Elle évoque les signes prémonitoires, les échanges téléphoniques de quelques minutes, notamment la toute dernière conversation entre mère et fils, le 30 janvier 1999, soit quelques jours seulement avant le drame. Elle confie également ses pressentiments sur ce qui allait arriver à son enfant.

Mme Kadiatou Diallo décrit une série de faits troublants qui, selon elle, entourent le mystère de la mort de son fils, devenu célèbre après son décès. Son image et son histoire ont fait le tour du monde. Dans cet entretien, la mère meurtrie révèle une « prédiction » faite très tôt par des clairvoyants au sujet de son fils : « Des gens avaient prédit que mon fils Amadou Diallo avait une étoile de célébrité ». Personne n’aurait cependant imaginé que cette célébrité viendrait après sa mort, à seulement 23 ans.

Vingt-sept ans après, l’image d’Amadou Diallo continue de traverser le monde. Son enfance, ses ambitions, sa passion pour les études dessinent le portrait d’un jeune homme exceptionnel, dont la vie s’est brutalement arrêtée trop tôt. Africaguinee.com a rencontré une mère qui, malgré une douleur toujours vive, continue d’essuyer ses larmes au profit d’un combat pour la justice et la mémoire de son fils aîné. 

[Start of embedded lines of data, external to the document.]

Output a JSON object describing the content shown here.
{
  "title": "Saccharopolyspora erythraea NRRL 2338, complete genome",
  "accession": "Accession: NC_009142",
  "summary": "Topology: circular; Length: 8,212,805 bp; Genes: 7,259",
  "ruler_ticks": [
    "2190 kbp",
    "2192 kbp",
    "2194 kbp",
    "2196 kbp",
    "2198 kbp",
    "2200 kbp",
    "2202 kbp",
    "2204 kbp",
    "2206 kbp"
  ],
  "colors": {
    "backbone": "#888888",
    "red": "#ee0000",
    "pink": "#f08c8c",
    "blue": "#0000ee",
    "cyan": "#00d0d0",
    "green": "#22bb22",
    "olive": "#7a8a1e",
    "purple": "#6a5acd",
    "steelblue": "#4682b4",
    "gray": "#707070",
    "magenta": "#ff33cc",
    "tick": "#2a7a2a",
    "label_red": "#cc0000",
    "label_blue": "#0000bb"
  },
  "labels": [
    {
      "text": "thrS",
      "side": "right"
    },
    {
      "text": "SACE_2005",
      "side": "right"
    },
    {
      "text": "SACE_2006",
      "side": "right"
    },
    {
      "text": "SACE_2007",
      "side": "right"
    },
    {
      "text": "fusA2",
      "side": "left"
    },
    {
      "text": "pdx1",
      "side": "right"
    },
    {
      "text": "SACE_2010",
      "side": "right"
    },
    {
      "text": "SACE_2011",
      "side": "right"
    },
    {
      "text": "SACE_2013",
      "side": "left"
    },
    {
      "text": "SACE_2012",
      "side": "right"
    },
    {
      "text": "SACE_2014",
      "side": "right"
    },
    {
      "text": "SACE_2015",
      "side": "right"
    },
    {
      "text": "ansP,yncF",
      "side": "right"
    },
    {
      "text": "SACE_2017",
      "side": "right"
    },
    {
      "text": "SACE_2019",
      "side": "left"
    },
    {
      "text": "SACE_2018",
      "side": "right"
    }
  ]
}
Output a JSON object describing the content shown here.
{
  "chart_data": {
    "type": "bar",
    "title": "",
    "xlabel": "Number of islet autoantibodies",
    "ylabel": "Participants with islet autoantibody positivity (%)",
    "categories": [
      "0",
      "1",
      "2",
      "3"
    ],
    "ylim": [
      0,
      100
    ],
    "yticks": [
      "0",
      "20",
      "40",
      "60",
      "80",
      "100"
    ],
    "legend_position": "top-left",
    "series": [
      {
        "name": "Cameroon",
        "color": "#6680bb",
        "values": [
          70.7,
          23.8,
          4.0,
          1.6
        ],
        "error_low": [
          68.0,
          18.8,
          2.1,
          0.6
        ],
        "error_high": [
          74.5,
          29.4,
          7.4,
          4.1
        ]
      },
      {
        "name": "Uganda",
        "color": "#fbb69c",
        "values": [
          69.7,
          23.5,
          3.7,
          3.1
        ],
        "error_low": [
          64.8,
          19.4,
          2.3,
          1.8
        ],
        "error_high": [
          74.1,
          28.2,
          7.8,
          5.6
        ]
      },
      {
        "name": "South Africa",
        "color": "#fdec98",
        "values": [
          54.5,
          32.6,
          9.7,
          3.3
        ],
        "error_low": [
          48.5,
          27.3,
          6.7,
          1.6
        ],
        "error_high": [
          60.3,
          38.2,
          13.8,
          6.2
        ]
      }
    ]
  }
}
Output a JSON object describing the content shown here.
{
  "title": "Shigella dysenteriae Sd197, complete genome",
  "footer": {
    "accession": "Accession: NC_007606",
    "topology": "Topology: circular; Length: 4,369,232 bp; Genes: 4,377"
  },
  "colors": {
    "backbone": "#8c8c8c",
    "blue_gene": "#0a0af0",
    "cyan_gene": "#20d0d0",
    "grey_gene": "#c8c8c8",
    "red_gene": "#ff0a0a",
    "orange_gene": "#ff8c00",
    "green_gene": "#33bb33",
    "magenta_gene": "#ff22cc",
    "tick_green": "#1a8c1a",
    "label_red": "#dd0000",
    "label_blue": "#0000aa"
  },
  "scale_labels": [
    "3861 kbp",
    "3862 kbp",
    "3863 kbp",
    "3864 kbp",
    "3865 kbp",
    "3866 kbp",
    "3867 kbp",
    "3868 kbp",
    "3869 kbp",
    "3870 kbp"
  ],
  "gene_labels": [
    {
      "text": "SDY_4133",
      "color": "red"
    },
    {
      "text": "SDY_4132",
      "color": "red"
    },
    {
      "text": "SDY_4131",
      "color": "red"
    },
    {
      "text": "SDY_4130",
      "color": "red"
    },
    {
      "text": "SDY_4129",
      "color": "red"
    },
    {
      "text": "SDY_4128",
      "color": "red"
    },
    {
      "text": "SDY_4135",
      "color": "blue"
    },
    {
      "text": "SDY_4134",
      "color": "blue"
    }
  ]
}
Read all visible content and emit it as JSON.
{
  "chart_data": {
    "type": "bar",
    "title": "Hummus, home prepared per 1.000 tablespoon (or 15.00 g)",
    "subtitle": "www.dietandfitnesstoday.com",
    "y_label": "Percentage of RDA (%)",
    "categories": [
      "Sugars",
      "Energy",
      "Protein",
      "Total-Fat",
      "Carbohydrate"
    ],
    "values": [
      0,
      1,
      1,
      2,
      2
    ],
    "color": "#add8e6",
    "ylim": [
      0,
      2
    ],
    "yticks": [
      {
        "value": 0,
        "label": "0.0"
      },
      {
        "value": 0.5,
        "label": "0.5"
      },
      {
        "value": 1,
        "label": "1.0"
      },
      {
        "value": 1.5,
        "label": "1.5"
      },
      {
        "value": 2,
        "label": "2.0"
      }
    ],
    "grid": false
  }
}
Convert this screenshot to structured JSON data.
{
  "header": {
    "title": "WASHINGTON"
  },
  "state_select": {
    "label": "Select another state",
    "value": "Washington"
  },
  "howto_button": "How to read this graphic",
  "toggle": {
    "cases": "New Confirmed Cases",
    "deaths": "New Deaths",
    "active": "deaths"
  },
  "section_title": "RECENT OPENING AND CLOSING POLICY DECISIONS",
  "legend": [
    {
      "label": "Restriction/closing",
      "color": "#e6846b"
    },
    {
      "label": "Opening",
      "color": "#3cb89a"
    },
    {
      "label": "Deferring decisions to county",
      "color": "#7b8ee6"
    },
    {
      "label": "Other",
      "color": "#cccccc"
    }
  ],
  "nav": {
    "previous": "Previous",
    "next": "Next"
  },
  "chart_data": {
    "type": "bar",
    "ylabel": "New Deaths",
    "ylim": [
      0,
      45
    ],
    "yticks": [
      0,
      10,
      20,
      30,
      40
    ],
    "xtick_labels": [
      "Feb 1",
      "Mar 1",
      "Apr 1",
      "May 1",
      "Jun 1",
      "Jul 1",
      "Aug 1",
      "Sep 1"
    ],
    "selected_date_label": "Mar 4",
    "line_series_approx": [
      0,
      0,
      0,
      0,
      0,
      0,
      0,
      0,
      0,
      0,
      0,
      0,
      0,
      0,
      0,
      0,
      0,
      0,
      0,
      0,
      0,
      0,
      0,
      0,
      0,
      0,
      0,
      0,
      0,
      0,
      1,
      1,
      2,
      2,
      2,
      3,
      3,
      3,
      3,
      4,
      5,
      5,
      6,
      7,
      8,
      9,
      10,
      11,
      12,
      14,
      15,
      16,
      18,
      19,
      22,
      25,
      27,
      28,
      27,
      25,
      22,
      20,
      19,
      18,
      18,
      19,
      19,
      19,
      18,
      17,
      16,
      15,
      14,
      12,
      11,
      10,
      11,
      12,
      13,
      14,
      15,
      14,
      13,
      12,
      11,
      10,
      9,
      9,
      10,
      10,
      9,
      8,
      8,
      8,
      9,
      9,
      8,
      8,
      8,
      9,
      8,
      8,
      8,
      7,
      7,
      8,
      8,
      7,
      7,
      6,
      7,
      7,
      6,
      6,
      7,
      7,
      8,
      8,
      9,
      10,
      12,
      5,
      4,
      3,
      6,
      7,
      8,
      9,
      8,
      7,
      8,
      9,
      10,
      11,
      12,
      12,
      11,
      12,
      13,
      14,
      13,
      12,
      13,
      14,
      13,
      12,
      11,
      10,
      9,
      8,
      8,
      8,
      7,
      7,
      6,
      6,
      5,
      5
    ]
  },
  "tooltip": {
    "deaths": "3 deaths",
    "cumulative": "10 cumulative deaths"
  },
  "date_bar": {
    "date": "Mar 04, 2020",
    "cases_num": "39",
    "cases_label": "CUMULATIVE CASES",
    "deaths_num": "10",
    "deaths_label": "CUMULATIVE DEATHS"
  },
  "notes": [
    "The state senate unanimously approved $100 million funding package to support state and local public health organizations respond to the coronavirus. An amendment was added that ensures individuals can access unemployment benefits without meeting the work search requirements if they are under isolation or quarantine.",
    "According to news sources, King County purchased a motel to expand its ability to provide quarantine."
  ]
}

« Le 30 janvier 1999, j’ai parlé avec Amadou pour la dernière fois au téléphone, à 14 heures en Guinée. Trois jours plus tard, il est tué, criblé de 41 balles. Cet appel téléphonique me hante encore aujourd’hui. »

AFRICAGUINEE.COM:  Cela fait 27 ans, en 2026, que votre fils aîné Amadou Diallo est mort tragiquement, après avoir été atteint par des tirs de la Street Crime Unit. Un assassinat qui a bouleversé le monde entier. Comment cette triste nouvelle vous est-elle parvenue ?

Mme KADIATOU DIALLO :  Amadou… c’est mon premier fils, l’aîné de la famille. Il a laissé derrière lui sept frères et sœurs. Il est né au Liberia, où il a passé une partie de son enfance et même fréquenté l’école maternelle. Ensuite, nous sommes rentrés en Guinée, avant de séjourner au Togo, puis en Asie.

Amadou était un citoyen du monde : de l’Afrique, de l’Asie et des États-Unis. En Asie, il a suivi des études en informatique, une discipline qui le passionnait beaucoup. C’était un jeune courageux, battant dès son plus jeune âge, avec une forte volonté de réussir.

Il est parti aux États-Unis en septembre 1996, alors qu’il venait à peine d’avoir 20 ans. Il est originaire de Lélouma, précisément du village de Bombi-Bourou, dans la commune rurale de Laafou, du côté paternel, et de Diountou, toujours à Lélouma, du côté maternel. Trois ans plus tard, il a été assassiné, le 4 février 1999 (larmes).

Comment avez-vous appris cette nouvelle?

La triste nouvelle m’est parvenue alors que j’étais en Guinée. J’ai reçu un appel très tôt à Conakry. Je me suis tout de suite dit qu’il ne faisait pas encore jour à New York, à cause du décalage horaire. J’ai senti qu’il y avait un problème. C’était un cousin de la famille qui appelait. En se rendant compte que nous n’étions pas encore informés, il n’a pas osé m’annoncer la nouvelle. Il avait sans doute appelé en pensant que nous étions déjà au courant. Finalement, c’est par des personnes interposées, au sein de la famille, que j’ai appris le drame.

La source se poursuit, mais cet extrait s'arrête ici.